Затем дверь захлопывается, и тишина наполняет комнату. Я напрягаю слух, чтобы расслышать их голоса, удаляющиеся от моей двери. Может быть, они на самом деле поверили, что я сплю. Я снова открываю глаза, но потом слышу вздох и звук падения сумки на пол. Джерард садится в кресло, в котором его брат сидел полтора часа назад. А потом всё стихает, зато теперь я знаю, что он находится в комнате.

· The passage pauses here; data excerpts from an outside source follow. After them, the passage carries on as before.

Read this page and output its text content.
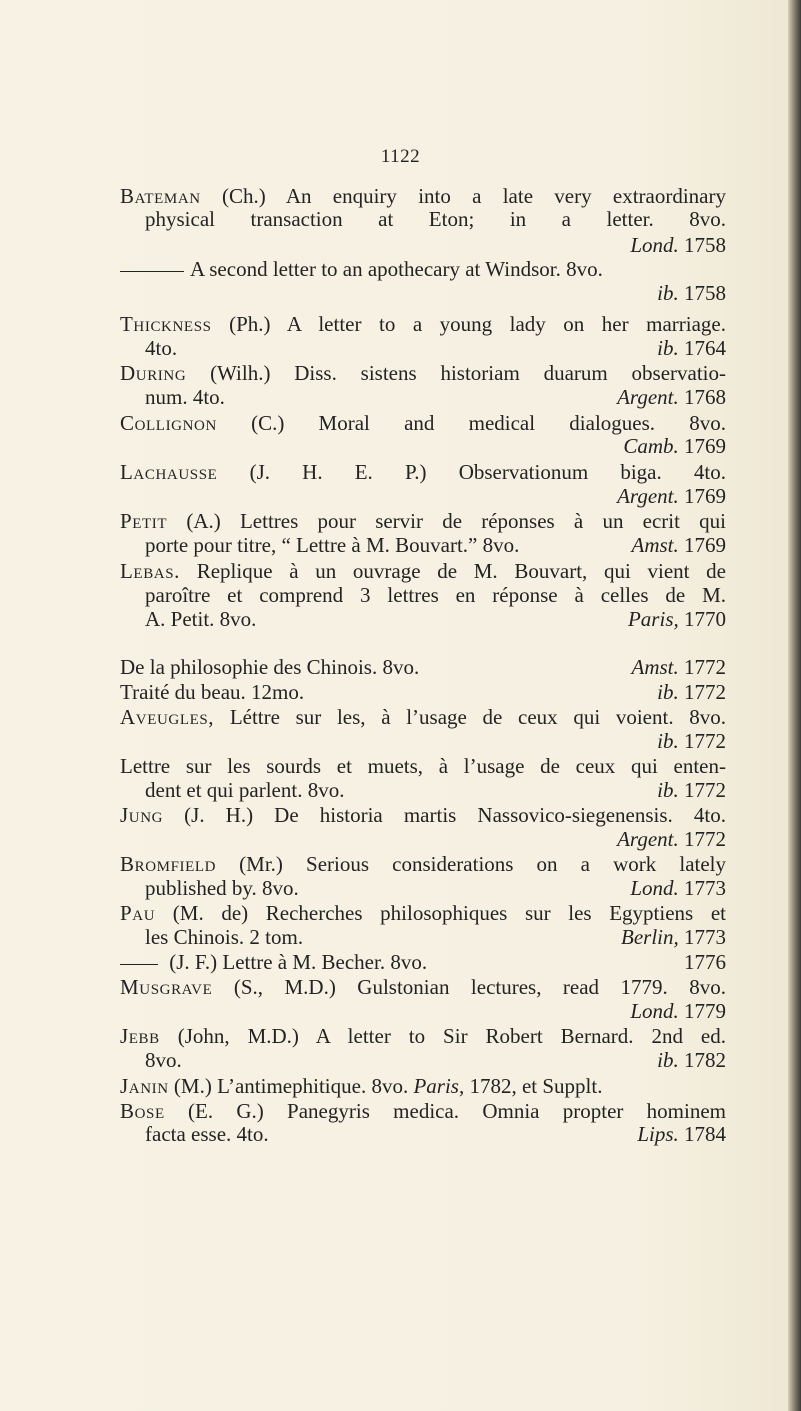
1122
Bateman (Ch.) An enquiry into a late very extraordinary
physical transaction at Eton; in a letter. 8vo.
Lond. 1758
A second letter to an apothecary at Windsor. 8vo.
ib. 1758
Thickness (Ph.) A letter to a young lady on her marriage.
4to.	ib. 1764
During (Wilh.) Diss. sistens historiam duarum observatio-
num. 4to.	Argent. 1768
Collignon (C.) Moral and medical dialogues. 8vo.
Camb. 1769
Lachausse (J. H. E. P.) Observationum biga. 4to.
Argent. 1769
Petit (A.) Lettres pour servir de réponses à un ecrit qui
porte pour titre, “ Lettre à M. Bouvart.” 8vo.	Amst. 1769
Lebas. Replique à un ouvrage de M. Bouvart, qui vient de
paroître et comprend 3 lettres en réponse à celles de M.
A. Petit. 8vo.	Paris, 1770
De la philosophie des Chinois. 8vo.	Amst. 1772
Traité du beau. 12mo.	ib. 1772
Aveugles, Léttre sur les, à l’usage de ceux qui voient. 8vo.
ib. 1772
Lettre sur les sourds et muets, à l’usage de ceux qui enten-
dent et qui parlent. 8vo.	ib. 1772
Jung (J. H.) De historia martis Nassovico-siegenensis. 4to.
Argent. 1772
Bromfield (Mr.) Serious considerations on a work lately
published by. 8vo.	Lond. 1773
Pau (M. de) Recherches philosophiques sur les Egyptiens et
les Chinois. 2 tom.	Berlin, 1773
(J. F.) Lettre à M. Becher. 8vo.	1776
Musgrave (S., M.D.) Gulstonian lectures, read 1779. 8vo.
Lond. 1779
Jebb (John, M.D.) A letter to Sir Robert Bernard. 2nd ed.
8vo.	ib. 1782
Janin (M.) L’antimephitique. 8vo. Paris, 1782, et Supplt.
Bose (E. G.) Panegyris medica. Omnia propter hominem
facta esse. 4to.	Lips. 1784
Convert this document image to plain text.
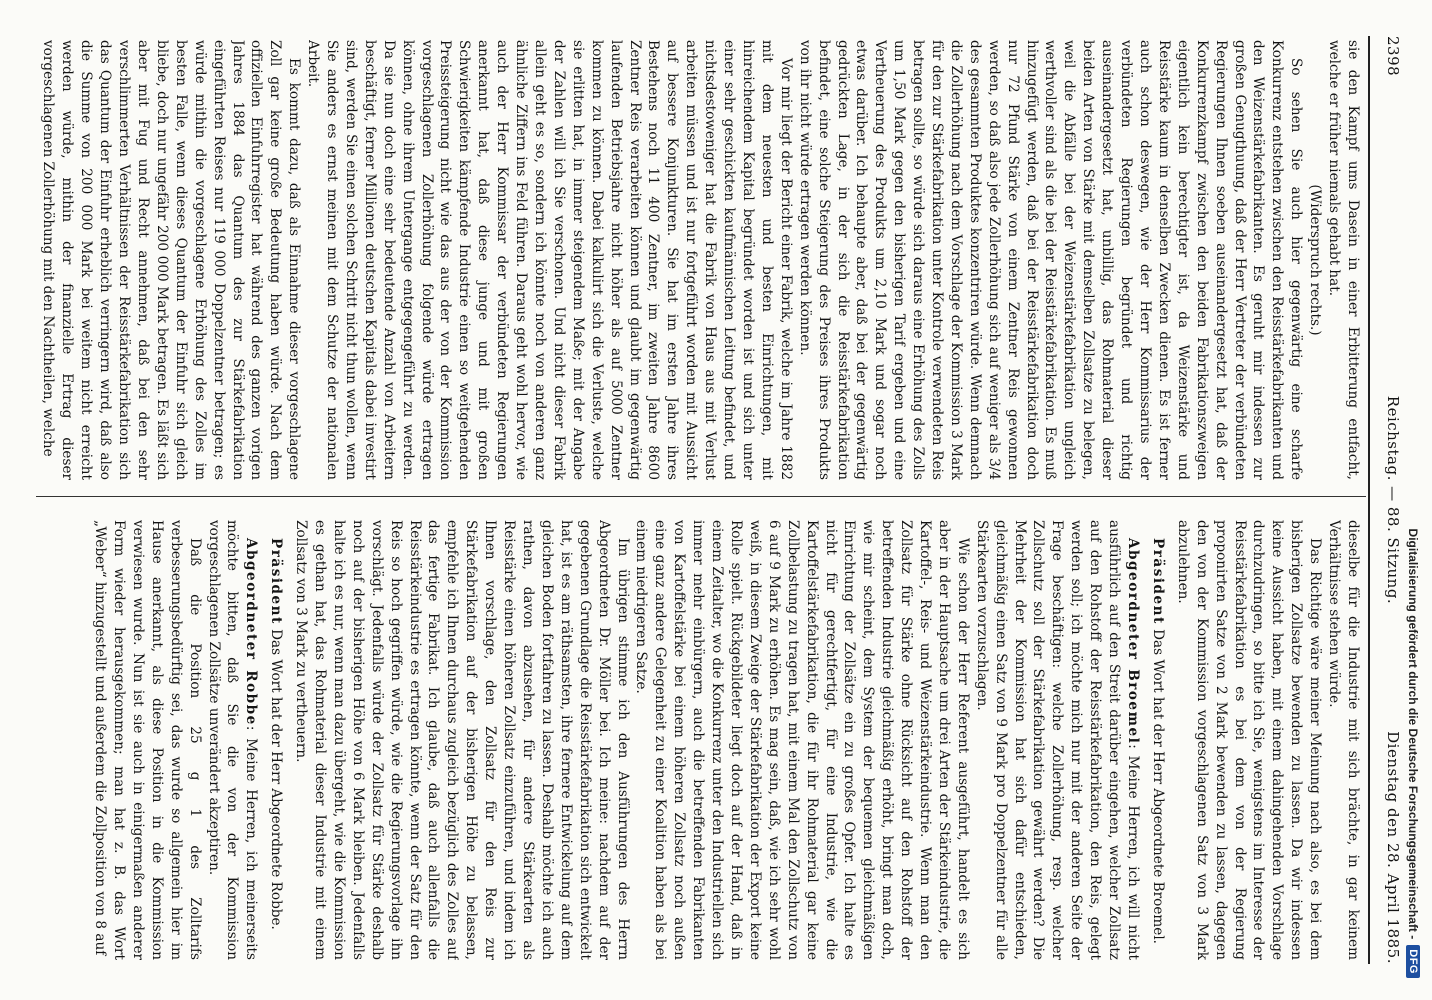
2398
Reichstag. — 88. Sitzung.
Dienstag den 28. April 1885.

sie den Kampf ums Dasein in einer Erbitterung entfacht, welche er früher niemals gehabt hat.

(Widerspruch rechts.)

So sehen Sie auch hier gegenwärtig eine scharfe Konkurrenz entstehen zwischen den Reisstärkefabrikanten und den Weizenstärkefabrikanten. Es geruht mir indessen zur großen Genugthuung, daß der Herr Vertreter der verbündeten Regierungen Ihnen soeben auseinandergesetzt hat, daß der Konkurrenzkampf zwischen den beiden Fabrikationszweigen eigentlich kein berechtigter ist, da Weizenstärke und Reisstärke kaum in denselben Zwecken dienen. Es ist ferner auch schon deswegen, wie der Herr Kommissarius der verbündeten Regierungen begründet und richtig auseinandergesetzt hat, unbillig, das Rohmaterial dieser beiden Arten von Stärke mit demselben Zollsatze zu belegen, weil die Abfälle bei der Weizenstärkefabrikation ungleich werthvoller sind als die bei der Reisstärkefabrikation. Es muß hinzugefügt werden, daß bei der Reisstärkefabrikation doch nur 72 Pfund Stärke von einem Zentner Reis gewonnen werden, so daß also jede Zollerhöhung sich auf weniger als 3/4 des gesammten Produktes konzentriren würde. Wenn demnach die Zollerhöhung nach dem Vorschlage der Kommission 3 Mark für den zur Stärkefabrikation unter Kontrole verwendeten Reis betragen sollte, so würde sich daraus eine Erhöhung des Zolls um 1,50 Mark gegen den bisherigen Tarif ergeben und eine Vertheuerung des Produkts um 2,10 Mark und sogar noch etwas darüber. Ich behaupte aber, daß bei der gegenwärtig gedrückten Lage, in der sich die Reisstärkefabrikation befindet, eine solche Steigerung des Preises ihres Produkts von ihr nicht würde ertragen werden können.

Vor mir liegt der Bericht einer Fabrik, welche im Jahre 1882 mit dem neuesten und besten Einrichtungen, mit hinreichendem Kapital begründet worden ist und sich unter einer sehr geschickten kaufmännischen Leitung befindet, und nichtsdestoweniger hat die Fabrik von Haus aus mit Verlust arbeiten müssen und ist nur fortgeführt worden mit Aussicht auf bessere Konjunkturen. Sie hat im ersten Jahre ihres Bestehens noch 11 400 Zentner, im zweiten Jahre 8600 Zentner Reis verarbeiten können und glaubt im gegenwärtig laufenden Betriebsjahre nicht höher als auf 5000 Zentner kommen zu können. Dabei kalkulirt sich die Verluste, welche sie erlitten hat, in immer steigendem Maße; mit der Angabe der Zahlen will ich Sie verschonen. Und nicht dieser Fabrik allein geht es so, sondern ich könnte noch von anderen ganz ähnliche Ziffern ins Feld führen. Daraus geht wohl hervor, wie auch der Herr Kommissar der verbündeten Regierungen anerkannt hat, daß diese junge und mit großen Schwierigkeiten kämpfende Industrie einen so weitgehenden Preissteigerung nicht wie das aus der von der Kommission vorgeschlagenen Zollerhöhung folgende würde ertragen können, ohne ihrem Untergange entgegengeführt zu werden. Da sie nun doch eine sehr bedeutende Anzahl von Arbeitern beschäftigt, ferner Millionen deutschen Kapitals dabei investirt sind, werden Sie einen solchen Schritt nicht thun wollen, wenn Sie anders es ernst meinen mit dem Schutze der nationalen Arbeit.

Es kommt dazu, daß als Einnahme dieser vorgeschlagene Zoll gar keine große Bedeutung haben würde. Nach dem offiziellen Einfuhrregister hat während des ganzen vorigen Jahres 1884 das Quantum des zur Stärkefabrikation eingeführten Reises nur 119 000 Doppelzentner betragen; es würde mithin die vorgeschlagene Erhöhung des Zolles im besten Falle, wenn dieses Quantum der Einfuhr sich gleich bliebe, doch nur ungefähr 200 000 Mark betragen. Es läßt sich aber mit Fug und Recht annehmen, daß bei den sehr verschlimmerten Verhältnissen der Reisstärkefabrikation sich das Quantum der Einfuhr erheblich verringern wird, daß also die Summe von 200 000 Mark bei weitem nicht erreicht werden würde, mithin der finanzielle Ertrag dieser vorgeschlagenen Zollerhöhung mit den Nachtheilen, welche

dieselbe für die Industrie mit sich brächte, in gar keinem Verhältnisse stehen würde.

Das Richtige wäre meiner Meinung nach also, es bei dem bisherigen Zollsatze bewenden zu lassen. Da wir indessen keine Aussicht haben, mit einem dahingehenden Vorschlage durchzudringen, so bitte ich Sie, wenigstens im Interesse der Reisstärkefabrikation es bei dem von der Regierung proponirten Satze von 2 Mark bewenden zu lassen, dagegen den von der Kommission vorgeschlagenen Satz von 3 Mark abzulehnen.

Präsident Das Wort hat der Herr Abgeordnete Broemel.

Abgeordneter Broemel: Meine Herren, ich will nicht ausführlich auf den Streit darüber eingehen, welcher Zollsatz auf den Rohstoff der Reisstärkefabrikation, den Reis, gelegt werden soll; ich möchte mich nur mit der anderen Seite der Frage beschäftigen: welche Zollerhöhung, resp. welcher Zollschutz soll der Stärkefabrikation gewährt werden? Die Mehrheit der Kommission hat sich dafür entschieden, gleichmäßig einen Satz von 9 Mark pro Doppelzentner für alle Stärkearten vorzuschlagen.

Wie schon der Herr Referent ausgeführt, handelt es sich aber in der Hauptsache um drei Arten der Stärkeindustrie, die Kartoffel-, Reis- und Weizenstärkeindustrie. Wenn man den Zollsatz für Stärke ohne Rücksicht auf den Rohstoff der betreffenden Industrie gleichmäßig erhöht, bringt man doch, wie mir scheint, dem System der bequemen gleichmäßigen Einrichtung der Zollsätze ein zu großes Opfer. Ich halte es nicht für gerechtfertigt, für eine Industrie, wie die Kartoffelstärkefabrikation, die für ihr Rohmaterial gar keine Zollbelastung zu tragen hat, mit einem Mal den Zollschutz von 6 auf 9 Mark zu erhöhen. Es mag sein, daß, wie ich sehr wohl weiß, in diesem Zweige der Stärkefabrikation der Export keine Rolle spielt. Rückgebildeter liegt doch auf der Hand, daß in einem Zeitalter, wo die Konkurrenz unter den Industriellen sich immer mehr einbürgern, auch die betreffenden Fabrikanten von Kartoffelstärke bei einem höheren Zollsatz noch außen eine ganz andere Gelegenheit zu einer Koalition haben als bei einem niedrigeren Satze.

Im übrigen stimme ich den Ausführungen des Herrn Abgeordneten Dr. Möller bei. Ich meine: nachdem auf der gegebenen Grundlage die Reisstärkefabrikation sich entwickelt hat, ist es am räthsamsten, ihre fernere Entwickelung auf dem gleichen Boden fortfahren zu lassen. Deshalb möchte ich auch rathen, davon abzusehen, für andere Stärkearten als Reisstärke einen höheren Zollsatz einzuführen, und indem ich Ihnen vorschlage, den Zollsatz für den Reis zur Stärkefabrikation auf der bisherigen Höhe zu belassen, empfehle ich Ihnen durchaus zugleich bezüglich des Zolles auf das fertige Fabrikat. Ich glaube, daß auch allenfalls die Reisstärkeindustrie es ertragen könnte, wenn der Satz für den Reis so hoch gegriffen würde, wie die Regierungsvorlage ihn vorschlägt. Jedenfalls würde der Zollsatz für Stärke deshalb noch auf der bisherigen Höhe von 6 Mark bleiben. Jedenfalls halte ich es nur, wenn man dazu übergeht, wie die Kommission es gethan hat, das Rohmaterial dieser Industrie mit einem Zollsatz von 3 Mark zu vertheuern.

Präsident Das Wort hat der Herr Abgeordnete Robbe.

Abgeordneter Robbe: Meine Herren, ich meinerseits möchte bitten, daß Sie die von der Kommission vorgeschlagenen Zollsätze unverändert akzeptiren.

Daß die Position 25 g 1 des Zolltarifs verbesserungsbedürftig sei, das wurde so allgemein hier im Hause anerkannt, als diese Position in die Kommission verwiesen wurde. Nun ist sie auch in einigermaßen anderer Form wieder herausgekommen; man hat z. B. das Wort „Weber“ hinzugestellt und außerdem die Zollposition von 8 auf	Digitalisierung gefördert durch die Deutsche Forschungsgemeinschaft -
DFG
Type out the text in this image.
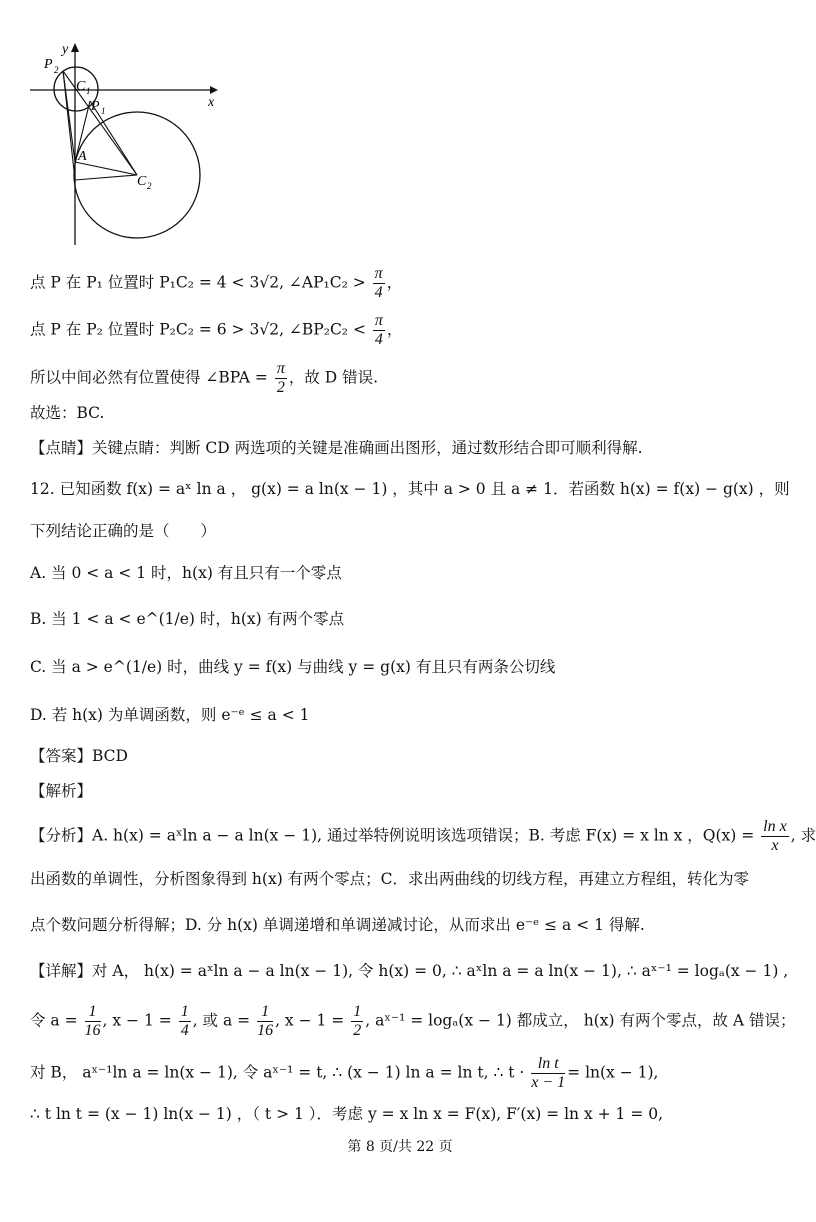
y
x
P 2
C 1
P 1
A
C 2
点 P 在 P₁ 位置时 P₁C₂ = 4 < 3√2, ∠AP₁C₂ > $\frac{\pi}{4}$ ，
点 P 在 P₂ 位置时 P₂C₂ = 6 > 3√2, ∠BP₂C₂ < $\frac{\pi}{4}$ ，
所以中间必然有位置使得 ∠BPA = $\frac{\pi}{2}$ ，故 D 错误.
故选：BC.
【点睛】关键点睛：判断 CD 两选项的关键是准确画出图形，通过数形结合即可顺利得解.
12. 已知函数 f(x) = aˣ ln a ， g(x) = a ln(x − 1) ，其中 a > 0 且 a ≠ 1．若函数 h(x) = f(x) − g(x) ，则
下列结论正确的是（　　）
A. 当 0 < a < 1 时，h(x) 有且只有一个零点
B. 当 1 < a < e^(1/e) 时，h(x) 有两个零点
C. 当 a > e^(1/e) 时，曲线 y = f(x) 与曲线 y = g(x) 有且只有两条公切线
D. 若 h(x) 为单调函数，则 e⁻ᵉ ≤ a < 1
【答案】BCD
【解析】
【分析】A. h(x) = aˣln a − a ln(x − 1), 通过举特例说明该选项错误；B. 考虑 F(x) = x ln x ，$Q(x) = \frac{\text{ln x}}{x}$ , 求
出函数的单调性，分析图象得到 h(x) 有两个零点；C．求出两曲线的切线方程，再建立方程组，转化为零
点个数问题分析得解；D. 分 h(x) 单调递增和单调递减讨论，从而求出 e⁻ᵉ ≤ a < 1 得解.
【详解】对 A， h(x) = aˣln a − a ln(x − 1), 令 h(x) = 0, ∴ aˣln a = a ln(x − 1), ∴ aˣ⁻¹ = logₐ(x − 1) ,
令 $a = \frac{1}{16}$ , $x - 1 = \frac{1}{4}$ , 或 $a = \frac{1}{16}$ , $x - 1 = \frac{1}{2}$ , aˣ⁻¹ = logₐ(x − 1) 都成立， h(x) 有两个零点，故 A 错误；
对 B， aˣ⁻¹ln a = ln(x − 1), 令 aˣ⁻¹ = t, ∴ (x − 1) ln a = ln t, ∴ $t \cdot \frac{\text{ln t}}{x - 1} = \ln(x - 1)$,
∴ t ln t = (x − 1) ln(x − 1) ，（ t > 1 ）．考虑 y = x ln x = F(x), F′(x) = ln x + 1 = 0,
第 8 页/共 22 页
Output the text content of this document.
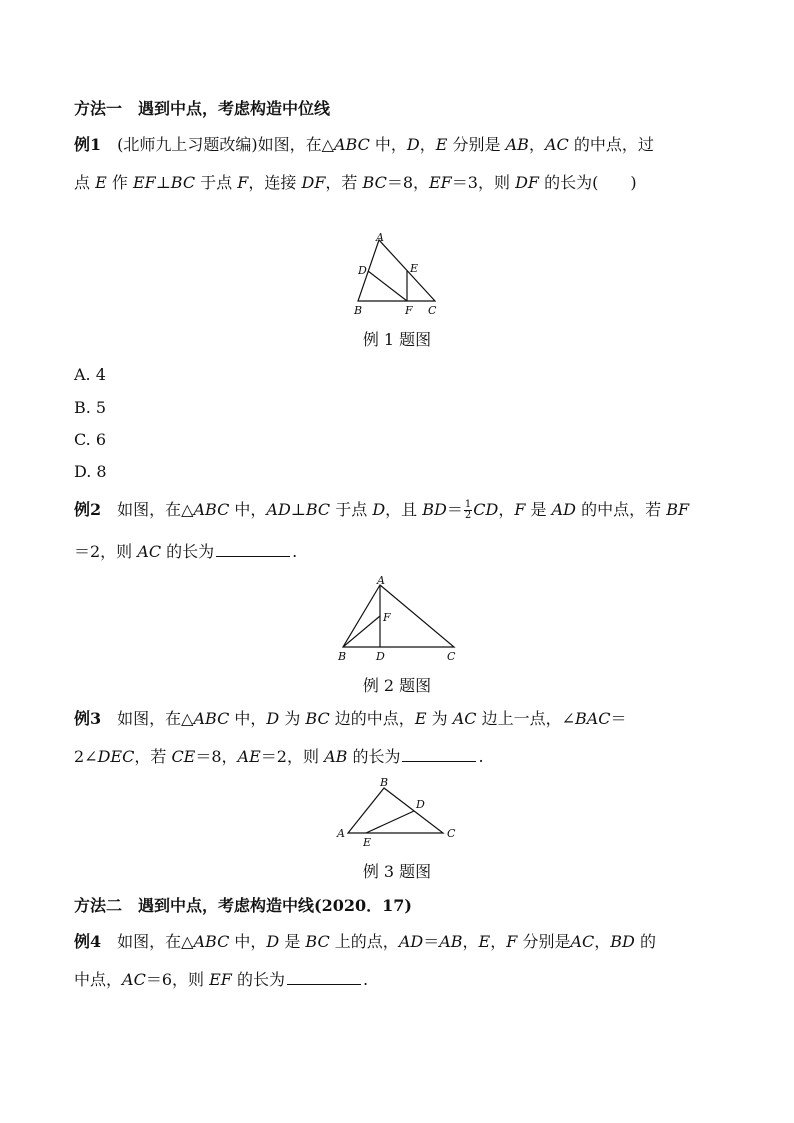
方法一 遇到中点，考虑构造中位线
例1 (北师九上习题改编)如图，在△ABC 中，D，E 分别是 AB，AC 的中点，过
点 E 作 EF⊥BC 于点 F，连接 DF，若 BC＝8，EF＝3，则 DF 的长为(　　)
A
D	E
B	F C
例 1 题图
A. 4
B. 5
C. 6
D. 8
例2 如图，在△ABC 中，AD⊥BC 于点 D，且 $BD= \frac{1}{2}$ CD，F 是 AD 的中点，若 BF
＝2，则 AC 的长为	.
A
F
B	D	C
例 2 题图
例3 如图，在△ABC 中，D 为 BC 边的中点，E 为 AC 边上一点，∠BAC＝
2∠DEC，若 CE＝8，AE＝2，则 AB 的长为	.
B
D
A
E
C
例 3 题图
方法二 遇到中点，考虑构造中线(2020．17)
例4 如图，在△ABC 中，D 是 BC 上的点，AD＝AB，E，F 分别是AC，BD 的
中点，AC＝6，则 EF 的长为	.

— Боже, Фрэнки, что он с тобой сделал, — шепчет Джерард. Я предполагаю, он не думает, что я его слышу, я же изображаю сон. Он протягивает руку и убирает волосы с моего лица, и я могу снова почувствовать его запах сигарет и дешёвого одеколона. Я пытаюсь вдохнуть его как можно незаметнее. Боже, это похоже на то, как будто он грёбаный наркотик, который заставляет меня кайфовать.



— Я никогда не должен был позволять тебе выходить из машины, — вздыхает он.



На этом месте я замираю. Откуда он может это знать? Он не может видеть физические повреждения, нанесённые Оуэном, потому что я укрыт одеялом. Для него я выгляжу таким же потрёпанным, как вчера. То же разбитое лицо, перевязанная рука со стежками под бинтом. Так откуда он может знать? Что он увидел такого, что пропустили моя мама, Майки и даже я сам?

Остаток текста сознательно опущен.